Глаза погребенных | страница 65
— Домингес, не дергай их за хвосты! — прокричал ему с улицы пьянчужка, самый заядлый из всех пьянчуг, который поднялся спозаранку, будто на работу, покинул свое логово, полное криков, икоты и блевотины, и, захватив книги, разную утварь, олеографии и образки святых, отправился совершать благородную коммерческую операцию — выменять эти сокровища в ближайшей винной лавке или кабачке на стаканчик спиртного.
Домингес не ответил.
— Запустить бы тебе коровьей лепешкой в харю, — продолжал угрожающим тоном пьянчуга, — будешь знать, как мучить пичуг…
Домингес по-прежнему не отвечал.
— Вот погоди, приду со всем моим семейством… Мы тебе покажем!..
Пьяница, покачиваясь, удалился. Однако, когда добрался до своего логова, он обнаружил, что три его братца уже ни на что не способны: двое пластом лежали на койках, а самый старший свалился на пол, глаза его остекленели, на губах пузырилась слюна.

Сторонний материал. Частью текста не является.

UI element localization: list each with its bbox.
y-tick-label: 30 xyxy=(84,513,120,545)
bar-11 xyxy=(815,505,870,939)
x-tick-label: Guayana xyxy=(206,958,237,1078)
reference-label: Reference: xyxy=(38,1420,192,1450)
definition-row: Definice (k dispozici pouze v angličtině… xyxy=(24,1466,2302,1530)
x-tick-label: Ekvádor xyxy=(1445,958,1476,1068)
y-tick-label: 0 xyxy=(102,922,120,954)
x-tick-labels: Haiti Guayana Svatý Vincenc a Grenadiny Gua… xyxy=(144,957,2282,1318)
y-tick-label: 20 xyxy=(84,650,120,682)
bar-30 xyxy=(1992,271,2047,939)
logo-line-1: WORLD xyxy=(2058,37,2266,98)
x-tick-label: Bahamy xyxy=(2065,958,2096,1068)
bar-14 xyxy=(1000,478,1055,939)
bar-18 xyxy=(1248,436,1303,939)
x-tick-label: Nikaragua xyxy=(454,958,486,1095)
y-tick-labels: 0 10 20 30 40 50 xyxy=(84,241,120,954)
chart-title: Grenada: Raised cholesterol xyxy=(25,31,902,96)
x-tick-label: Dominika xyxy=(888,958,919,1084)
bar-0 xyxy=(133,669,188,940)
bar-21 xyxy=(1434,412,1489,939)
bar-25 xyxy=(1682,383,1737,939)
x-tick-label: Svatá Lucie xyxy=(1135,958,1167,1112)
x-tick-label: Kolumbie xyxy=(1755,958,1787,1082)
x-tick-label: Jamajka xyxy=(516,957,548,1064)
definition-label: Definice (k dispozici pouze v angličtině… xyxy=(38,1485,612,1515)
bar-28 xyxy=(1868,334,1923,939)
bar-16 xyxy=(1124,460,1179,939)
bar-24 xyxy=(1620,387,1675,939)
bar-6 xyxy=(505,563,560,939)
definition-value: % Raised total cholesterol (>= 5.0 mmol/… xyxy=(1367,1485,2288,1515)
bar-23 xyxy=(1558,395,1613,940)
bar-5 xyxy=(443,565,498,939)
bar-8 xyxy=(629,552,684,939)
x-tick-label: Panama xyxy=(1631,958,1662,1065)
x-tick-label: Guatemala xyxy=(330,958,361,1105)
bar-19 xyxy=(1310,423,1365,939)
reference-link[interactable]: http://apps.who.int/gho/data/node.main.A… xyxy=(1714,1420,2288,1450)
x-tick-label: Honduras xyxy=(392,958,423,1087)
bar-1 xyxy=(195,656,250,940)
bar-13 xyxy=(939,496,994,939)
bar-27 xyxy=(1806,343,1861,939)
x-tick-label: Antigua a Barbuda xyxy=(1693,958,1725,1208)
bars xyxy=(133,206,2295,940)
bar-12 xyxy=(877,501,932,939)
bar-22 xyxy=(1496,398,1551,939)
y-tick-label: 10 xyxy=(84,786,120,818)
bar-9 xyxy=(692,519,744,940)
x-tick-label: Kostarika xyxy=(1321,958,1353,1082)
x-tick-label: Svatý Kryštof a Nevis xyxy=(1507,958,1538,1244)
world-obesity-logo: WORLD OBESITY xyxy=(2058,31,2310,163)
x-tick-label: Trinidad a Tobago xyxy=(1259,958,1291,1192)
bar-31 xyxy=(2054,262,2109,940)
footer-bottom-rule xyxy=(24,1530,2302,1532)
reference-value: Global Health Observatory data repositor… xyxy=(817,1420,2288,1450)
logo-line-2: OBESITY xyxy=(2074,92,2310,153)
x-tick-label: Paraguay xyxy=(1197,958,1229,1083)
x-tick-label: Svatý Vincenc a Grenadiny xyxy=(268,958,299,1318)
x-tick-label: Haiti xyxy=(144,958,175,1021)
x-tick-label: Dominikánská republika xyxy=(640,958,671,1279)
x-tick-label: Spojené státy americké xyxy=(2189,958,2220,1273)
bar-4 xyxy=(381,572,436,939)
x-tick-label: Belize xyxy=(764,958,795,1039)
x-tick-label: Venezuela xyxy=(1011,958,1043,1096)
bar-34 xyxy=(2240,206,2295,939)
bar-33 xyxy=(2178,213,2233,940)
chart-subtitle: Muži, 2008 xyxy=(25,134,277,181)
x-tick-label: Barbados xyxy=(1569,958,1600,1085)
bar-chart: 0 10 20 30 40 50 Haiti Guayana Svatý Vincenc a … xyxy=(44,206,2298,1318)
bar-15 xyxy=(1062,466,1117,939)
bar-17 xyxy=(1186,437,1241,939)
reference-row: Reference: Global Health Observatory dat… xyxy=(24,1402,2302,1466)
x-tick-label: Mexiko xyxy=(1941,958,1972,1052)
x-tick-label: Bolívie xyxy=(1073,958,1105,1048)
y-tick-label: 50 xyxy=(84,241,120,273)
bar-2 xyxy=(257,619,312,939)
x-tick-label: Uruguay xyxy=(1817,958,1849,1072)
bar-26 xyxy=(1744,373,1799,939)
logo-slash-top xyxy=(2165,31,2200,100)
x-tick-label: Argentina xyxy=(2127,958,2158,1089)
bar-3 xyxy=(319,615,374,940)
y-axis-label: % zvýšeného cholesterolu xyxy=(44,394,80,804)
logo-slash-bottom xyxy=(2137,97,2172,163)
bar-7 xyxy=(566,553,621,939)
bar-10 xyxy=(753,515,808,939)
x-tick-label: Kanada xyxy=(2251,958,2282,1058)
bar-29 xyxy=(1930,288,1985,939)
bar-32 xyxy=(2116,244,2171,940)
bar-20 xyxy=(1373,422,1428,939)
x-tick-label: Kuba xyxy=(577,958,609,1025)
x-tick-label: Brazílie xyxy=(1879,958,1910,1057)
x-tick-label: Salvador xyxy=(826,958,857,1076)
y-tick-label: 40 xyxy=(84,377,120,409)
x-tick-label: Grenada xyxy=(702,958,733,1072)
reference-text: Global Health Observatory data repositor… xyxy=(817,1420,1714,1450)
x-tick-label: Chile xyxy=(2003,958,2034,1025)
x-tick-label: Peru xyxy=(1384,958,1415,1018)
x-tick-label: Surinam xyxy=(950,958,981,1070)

Наконец один из лежавших на койке поднял голову:
— Ежели его укокошишь, то попугая — мне! Я продам за глоточек.
— Ишь что придумал, Сехихунто! Попугая я уже давно обещал хозяину подвальчика, что за углом. За целую бутылку!..
— Ну и оставайся с попугаем… Но тогда уж на меня не рассчитывай, ежели надумаешь отлупить старикашку… Я выхожу из твоего священного союза по освобождению пичуг, раз ты так… Попугай или ничего!..
— Тогда я пойду один…
— Ложись-ка лучше и не брыкайся…
Ронкой Домингес был уверен, что с помощью дубины и кинжала сумеет отразить любую атаку, и не придавал особого значения угрозам этой семейки подонков, волосатых, бородатых, вечно ходивших с незашнурованными ботинками и всю жизнь перегонявших через свои желудки алкоголь. Единственное, чего они добивались, — деньжат на выпивку, а уж этого им от него не дождаться. Его не пугали ни оскорбления, ни угрозы; им не удастся привлечь его к ответственности перед Обществом покровительства животных.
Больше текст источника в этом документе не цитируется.